The numbers are starting to come in, and they are not flattering. McKinsey, Gartner, Deloitte, BCG. Pick a consultancy and pick a survey. Every one of them is reporting the same finding from a different angle: somewhere between seventy and eighty percent of enterprise GenAI initiatives that started in 2023 are still pilots in 2024. They never shipped. They never scaled. They never moved past the demo deck.
This is not because the technology does not work. The technology works. ChatGPT crossed a hundred million users in two months. Claude, Gemini, Llama, the open-source models, the closed ones. Anyone who has spent ten minutes with a current frontier model knows that what these systems can do is genuinely new. The blocker is not capability. The blocker is everything that surrounds capability inside a real enterprise.
The mistake most organisations made in 2023 was treating GenAI as a technology problem. Procure the model. Fine-tune on internal data. Deploy. Done. The mistake is understandable. That is roughly how the previous wave of enterprise software adoption worked. With GenAI, it does not.
A working LLM in production is not a piece of software. It is a system that interacts with messy enterprise data, makes probabilistic decisions, fails in ways that are difficult to predict, and changes its behaviour every time the underlying model gets updated. It requires governance frameworks that did not exist a year ago. It requires data infrastructure most organisations have not yet built. It requires human oversight processes that compliance teams are still figuring out how to write. It requires explainability work that the model vendors themselves have not solved. It requires evaluation harnesses that most engineering teams have never built before because deterministic software did not need them.
Each of these problems is solvable. None of them gets solved by a pilot project running in a corner of the innovation team. They get solved by treating GenAI deployment as an organisational programme that touches data engineering, legal, risk, operations, and frontline business units simultaneously. The organisations that have shipped real GenAI into production this year, and there are some, all look similar in one respect. They stopped treating the model as the product. They treated the integration as the product.

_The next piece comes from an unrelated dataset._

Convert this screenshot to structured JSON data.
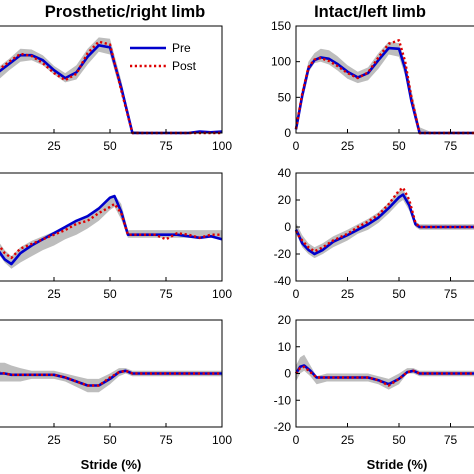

There is a harder truth underneath this, which is that a lot of the 2023 pilots were never going to ship regardless. They were exploratory exercises designed to be seen doing something with AI, not to deliver business value. The board wanted a tick in a box. The pilot delivered the tick. The pilot is now over, the box is ticked, and there was never a plan for what came next. This is not a GenAI problem. This is an organisational behaviour problem that has happened with every hyped technology since cloud, and it will happen with the next one too.
For the organisations that are serious, 2025 is the year the pilots either become real or get quietly retired. The cost of doing GenAI properly has become clear. The cost of doing it badly is becoming clearer. The middle ground, where you have a pilot and a press release and nothing in production, is no longer a comfortable place to sit.